CVE-2021-40449 is a Win32k (Elevation of Privilege) vulnerability in the Windows operating system, from Windows 7 and Server 2008 to Windows 11 and Server 2022. In terms of its severity system, Microsoft only classifies this vulnerability as important one. This is a good example of why organizations should focus on risk when addressing vulnerabilities. A risk-based approach to vulnerability management takes into account more realistic indicators such as known vulnerabilities, disclosures, and trends in the exploitation of vulnerabilities by threat actors. The goal of this approach is to better understand which vulnerabilities teams should focus on first and quickly.
Microsoft closes further vulnerabilities
Microsoft has also fixed the CVE-2021-41338 vulnerability in the Windows AppContainer Firewall, which can be used to bypass security functions. The vulnerability was disclosed to the public, including proof of concept code. This enables threat actors to develop an exploit. The vulnerability exists in Windows 10, Server 2016 and later versions.

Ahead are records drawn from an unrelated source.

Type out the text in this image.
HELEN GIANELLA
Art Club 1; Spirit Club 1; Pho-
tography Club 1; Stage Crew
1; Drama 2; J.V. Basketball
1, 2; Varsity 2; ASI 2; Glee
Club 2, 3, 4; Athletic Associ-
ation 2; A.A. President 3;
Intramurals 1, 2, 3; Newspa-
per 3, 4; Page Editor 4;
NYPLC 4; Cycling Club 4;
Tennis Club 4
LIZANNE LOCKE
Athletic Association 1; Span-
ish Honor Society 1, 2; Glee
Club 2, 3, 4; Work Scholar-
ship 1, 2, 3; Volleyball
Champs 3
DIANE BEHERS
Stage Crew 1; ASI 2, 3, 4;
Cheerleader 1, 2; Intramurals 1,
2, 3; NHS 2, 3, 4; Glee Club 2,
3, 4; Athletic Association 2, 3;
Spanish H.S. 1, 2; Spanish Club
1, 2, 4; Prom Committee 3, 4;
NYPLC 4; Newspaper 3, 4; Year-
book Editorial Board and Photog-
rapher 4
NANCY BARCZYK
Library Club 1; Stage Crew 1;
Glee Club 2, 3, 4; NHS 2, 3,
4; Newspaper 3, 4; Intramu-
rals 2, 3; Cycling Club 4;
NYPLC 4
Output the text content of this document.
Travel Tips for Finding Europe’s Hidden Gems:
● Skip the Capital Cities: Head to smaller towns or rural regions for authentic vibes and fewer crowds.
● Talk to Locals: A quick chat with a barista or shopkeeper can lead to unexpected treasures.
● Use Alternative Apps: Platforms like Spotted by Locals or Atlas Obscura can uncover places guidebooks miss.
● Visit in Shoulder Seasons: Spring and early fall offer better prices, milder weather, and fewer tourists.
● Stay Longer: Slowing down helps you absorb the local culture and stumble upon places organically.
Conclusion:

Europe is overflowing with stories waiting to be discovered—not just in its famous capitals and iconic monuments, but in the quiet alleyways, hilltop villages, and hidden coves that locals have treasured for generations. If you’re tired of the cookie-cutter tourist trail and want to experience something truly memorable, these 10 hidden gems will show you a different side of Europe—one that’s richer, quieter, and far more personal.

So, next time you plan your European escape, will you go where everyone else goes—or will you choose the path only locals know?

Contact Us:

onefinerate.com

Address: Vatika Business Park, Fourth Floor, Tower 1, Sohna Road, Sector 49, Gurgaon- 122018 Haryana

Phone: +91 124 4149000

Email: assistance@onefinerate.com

CVE-2021-41335, on the other hand, is a vulnerability in the Windows kernel that allows elevation of privileges. The vulnerability exists in versions Windows 7 through Windows 10 and Server 2008 through Server 2019. The CVE has been made public, including a proof-of-concept code. Microsoft has also fixed CVE-2021-40469, a remote code execution vulnerability in Windows DNS. The vulnerability only affects servers that are configured as DNS servers and applies to Server 2008 through Server 2022. The vulnerability was made public - also including a proof-of-concept code.
Repairs in October
With CVE-2021-33781, Microsoft has fixed a vulnerability that allows security functions in Azure AD to be bypassed. This loophole was originally fixed with Patch Tuesday in July. With the update, further affected versions of Windows 10 (1607) Server 2016 and Windows 11 have now been added.
Adobe has again released six updates, including one for Acrobat and Reader, Connect, Reader Mobile, Commerce, Campaign Standard and ops-cli. The updates for Adobe Connect (APSB21-91) and ops-cli (APSB21-88) contain critical CVEs with a CVSS Base Score of 9,8 out of 10. APSB21-104 for Adobe Acrobat and Reader fixes most CVEs in sequence. A total of four vulnerabilities have been fixed in this update, two of which were classified as critical with a CVSS score of 7,8.
Adobe, FoxIT, Google and more
FoxIt PDF has released updates for its Windows and MacOS editions that address many vulnerabilities. Seven CVEs and a number of IDs have been identified and fixed. These are gaps identified by the Trend Zero Day Initiative and in the China National Vulnerability Database. Companies can visit the Foxit PDF Editor Updates page for more details.
There have been a total of four releases for Google Chrome since Patch Tuesday in September, which solved a total of 25 CVEs. Oracle, on the other hand, does not release its quarterly CPU until October 19th. IT teams should take a closer look at the updates for Java, Oracle DB, middleware and other Oracle products at this time.